The transfer of power begins with zero knowledge proofs, Mr.
Powers said. They are translucent and allow for regulatory oversight without
giving actual access which the end user may not want to provide. Some members of
Findora’s founding team are from the crypto labs at Stanford and they are
well-versed in zero knowledge proof applications, Mr. Powers said.
Peer-to-peer lenders are one group who benefit from zero knowledge
proofs, Mr. Powers said. They allow platforms to retain proprietary information
while also increasing their credibility and accountability.
“It provides that translucency by allowing regulators to come in
without knowing things about the business they shouldn’t know,” Mr. Powers
Findora has built upon zero knowledge proofs by introducing “Bulletproofs”,
Mr. Powers said. Designed by chief scientist Benedikt Bunz, Bulletproofs are
designed to increase throughput efficiency. Their cryptographic accelerator
will provide the high levels of throughput financial services firms require.
The Finsense consensus model supports the infrastructure and validators by
providing trusted validators with economic incentives to maintain integrity, a
crucial trait as transactions become more valuable once Findora scales.
“Then we don’t have to worry about the fox guarding the henhouse
and validators running off with wealth,” Mr. Powers said.
These measures, plus Findora’s base as a public domain service and
not private business, has it well-positioned to be a neutral broker and the
underlying platform for the Internet of Financial Services, Mr. Powers said.
Their technology is open source, and they hope entrepreneurs use it to develop
a broad range of applications that form the foundation for a transformation of
financial services as we know it. More trust, more creativity, more inclusion.

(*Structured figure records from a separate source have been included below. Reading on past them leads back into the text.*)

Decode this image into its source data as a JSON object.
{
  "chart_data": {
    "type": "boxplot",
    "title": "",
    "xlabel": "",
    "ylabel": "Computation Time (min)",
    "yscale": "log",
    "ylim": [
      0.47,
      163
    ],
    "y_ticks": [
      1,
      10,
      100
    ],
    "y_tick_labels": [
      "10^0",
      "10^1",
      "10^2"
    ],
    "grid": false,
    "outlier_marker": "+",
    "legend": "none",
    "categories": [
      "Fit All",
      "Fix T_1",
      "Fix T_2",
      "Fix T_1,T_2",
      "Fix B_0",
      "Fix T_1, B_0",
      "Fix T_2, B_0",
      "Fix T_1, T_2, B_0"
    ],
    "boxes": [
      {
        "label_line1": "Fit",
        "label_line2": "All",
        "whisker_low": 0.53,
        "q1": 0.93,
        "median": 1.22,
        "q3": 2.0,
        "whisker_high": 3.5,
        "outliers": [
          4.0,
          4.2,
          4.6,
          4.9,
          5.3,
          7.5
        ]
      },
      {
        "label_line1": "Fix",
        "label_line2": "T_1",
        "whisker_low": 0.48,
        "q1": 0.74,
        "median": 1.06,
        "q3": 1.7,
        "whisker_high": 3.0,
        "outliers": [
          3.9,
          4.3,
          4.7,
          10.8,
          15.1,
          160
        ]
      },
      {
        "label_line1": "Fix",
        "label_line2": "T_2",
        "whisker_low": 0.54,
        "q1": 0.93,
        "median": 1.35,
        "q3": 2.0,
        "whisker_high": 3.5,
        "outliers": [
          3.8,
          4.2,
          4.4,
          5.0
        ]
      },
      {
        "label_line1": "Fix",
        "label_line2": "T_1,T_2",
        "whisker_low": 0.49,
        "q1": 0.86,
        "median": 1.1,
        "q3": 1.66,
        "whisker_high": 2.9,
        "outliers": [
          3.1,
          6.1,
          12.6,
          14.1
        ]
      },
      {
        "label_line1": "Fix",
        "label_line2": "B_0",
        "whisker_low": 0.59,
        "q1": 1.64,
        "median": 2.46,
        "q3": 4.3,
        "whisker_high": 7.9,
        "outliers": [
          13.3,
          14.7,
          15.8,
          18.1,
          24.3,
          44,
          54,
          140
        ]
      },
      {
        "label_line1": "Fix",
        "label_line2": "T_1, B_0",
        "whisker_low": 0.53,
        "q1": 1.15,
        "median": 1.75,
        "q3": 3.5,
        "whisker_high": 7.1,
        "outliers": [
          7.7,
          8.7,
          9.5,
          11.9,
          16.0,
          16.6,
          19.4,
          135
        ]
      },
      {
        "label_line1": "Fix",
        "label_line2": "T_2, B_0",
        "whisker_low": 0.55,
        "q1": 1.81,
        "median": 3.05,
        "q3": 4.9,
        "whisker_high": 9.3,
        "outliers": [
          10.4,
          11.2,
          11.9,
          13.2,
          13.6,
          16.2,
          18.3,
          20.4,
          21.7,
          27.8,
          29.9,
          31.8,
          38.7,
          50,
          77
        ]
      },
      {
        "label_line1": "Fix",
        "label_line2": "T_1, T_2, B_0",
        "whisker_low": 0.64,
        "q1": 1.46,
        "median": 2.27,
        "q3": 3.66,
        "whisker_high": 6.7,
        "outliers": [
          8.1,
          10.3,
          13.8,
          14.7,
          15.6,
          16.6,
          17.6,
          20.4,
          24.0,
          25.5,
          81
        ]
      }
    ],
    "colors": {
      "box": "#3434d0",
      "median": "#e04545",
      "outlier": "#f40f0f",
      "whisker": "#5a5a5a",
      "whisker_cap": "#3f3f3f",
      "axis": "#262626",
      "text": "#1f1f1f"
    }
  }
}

Establishment banks, known to be slow to change, will eventually
have to get on board as sentiment shifts, Mr. Powers believes. And as these new
applications prove their worth and the big banks respond in kind, regulators
(who are still learning the technology) will see a reduced burden.
While the developed world will see significant benefits from this shift, what will happen in emerging regions will truly be remarkable, Mr. Powers said. Just as mobile technology allowed regions to leapfrog the landline, blockchain technology will let many of those same places quickly go from no financial services infrastructure to a robust system.
By providing a harmonized infrastructure early in blockchain
technology’s development, Findora hopes to be a key contributor to the improved
financial wellness of people around the world, Mr. Powers concluded.
“We think we have a big vision that puts power in the hands of the
end user and fosters interoperability while preserving confidence. Ultimately
this will allow for an explosion in the delivery of financial services.”